The Newtown, Philadelphia-based company is selling CapMed to Metavante Technologies – a Milwaukee firm – for an initial fee of $500,000 plus future payments over a two-year period.
CapMed’s business is the development and marketing of portable personal health record and health management technologies, while Metavante’s primary focus is banking and payment systems.
Mark Weinstein, Bio-Imaging’s president and CEO, said CapMed would do much better as “part of an organization that is more closely aligned with
healthcare information and payment processing for consumers.”

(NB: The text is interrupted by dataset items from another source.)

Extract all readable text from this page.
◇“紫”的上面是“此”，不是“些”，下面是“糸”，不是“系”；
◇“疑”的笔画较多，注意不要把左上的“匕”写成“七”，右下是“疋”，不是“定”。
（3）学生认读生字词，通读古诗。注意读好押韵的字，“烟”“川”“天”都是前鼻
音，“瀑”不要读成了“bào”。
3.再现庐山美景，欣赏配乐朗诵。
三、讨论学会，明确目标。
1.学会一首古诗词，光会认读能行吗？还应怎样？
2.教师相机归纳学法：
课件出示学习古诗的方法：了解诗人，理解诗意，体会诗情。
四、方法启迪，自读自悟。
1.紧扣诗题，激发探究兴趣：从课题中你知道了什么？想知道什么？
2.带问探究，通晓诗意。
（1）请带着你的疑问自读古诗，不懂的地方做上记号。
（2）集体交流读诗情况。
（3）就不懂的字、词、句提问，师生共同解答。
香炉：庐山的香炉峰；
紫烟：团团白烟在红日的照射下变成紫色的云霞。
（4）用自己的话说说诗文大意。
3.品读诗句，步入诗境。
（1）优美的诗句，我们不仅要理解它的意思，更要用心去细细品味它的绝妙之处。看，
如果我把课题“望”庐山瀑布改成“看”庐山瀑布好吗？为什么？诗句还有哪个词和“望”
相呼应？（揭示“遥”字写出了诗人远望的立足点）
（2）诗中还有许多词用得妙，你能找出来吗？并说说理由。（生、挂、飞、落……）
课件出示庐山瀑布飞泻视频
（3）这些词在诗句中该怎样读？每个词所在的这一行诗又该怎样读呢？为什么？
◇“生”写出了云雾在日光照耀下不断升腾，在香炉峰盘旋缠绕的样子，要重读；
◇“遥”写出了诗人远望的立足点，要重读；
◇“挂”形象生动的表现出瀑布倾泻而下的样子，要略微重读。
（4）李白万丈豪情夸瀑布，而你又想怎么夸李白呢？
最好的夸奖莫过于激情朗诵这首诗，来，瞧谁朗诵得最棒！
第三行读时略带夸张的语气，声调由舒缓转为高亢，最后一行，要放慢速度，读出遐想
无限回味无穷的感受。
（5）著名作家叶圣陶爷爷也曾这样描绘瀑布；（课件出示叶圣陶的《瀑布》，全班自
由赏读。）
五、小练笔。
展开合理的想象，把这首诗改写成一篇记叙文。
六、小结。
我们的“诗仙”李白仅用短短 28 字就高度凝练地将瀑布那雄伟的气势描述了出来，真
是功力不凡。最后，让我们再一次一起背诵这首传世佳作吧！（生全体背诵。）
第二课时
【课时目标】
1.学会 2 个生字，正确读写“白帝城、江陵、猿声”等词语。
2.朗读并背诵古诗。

CapMed says it launched the first commercial personal health record in the mid-1990s, before it was acquired by Bio-Imaging in 2003. In the same year it launched Personal Healthkey, a health information product which stores patient information on a USB memory stick, and has since branched out into web-based health records.
Bio-Imaging is in the process of shaking up its business, last year acquiring electronic data capture (EDC) company Phoenix Data Systems in a bid to expand its service offering in clinical research. Imaging and EDC are two technologies that are seeing rapid expansion in clinical trials.
The PDS acquisition drove Bio-Imaging’s third-quarter revenues up around 60 per cent to $15m, with operating income rocketing 78 per cent to $1.6m. During the period CapMed contributed revenue of $11,000, and cost the company $776,000 in operating expenses.
Weinstein said the sale of CapMed would allow Bio-Imaging to concentrate on “the core business of providing clinical trial services, including medical image management and eClinical data services.”
The company will incur a non-cash impairment charge of $2.5m-$2.7m in the fourth quarter as a write-down of the CapMed asset.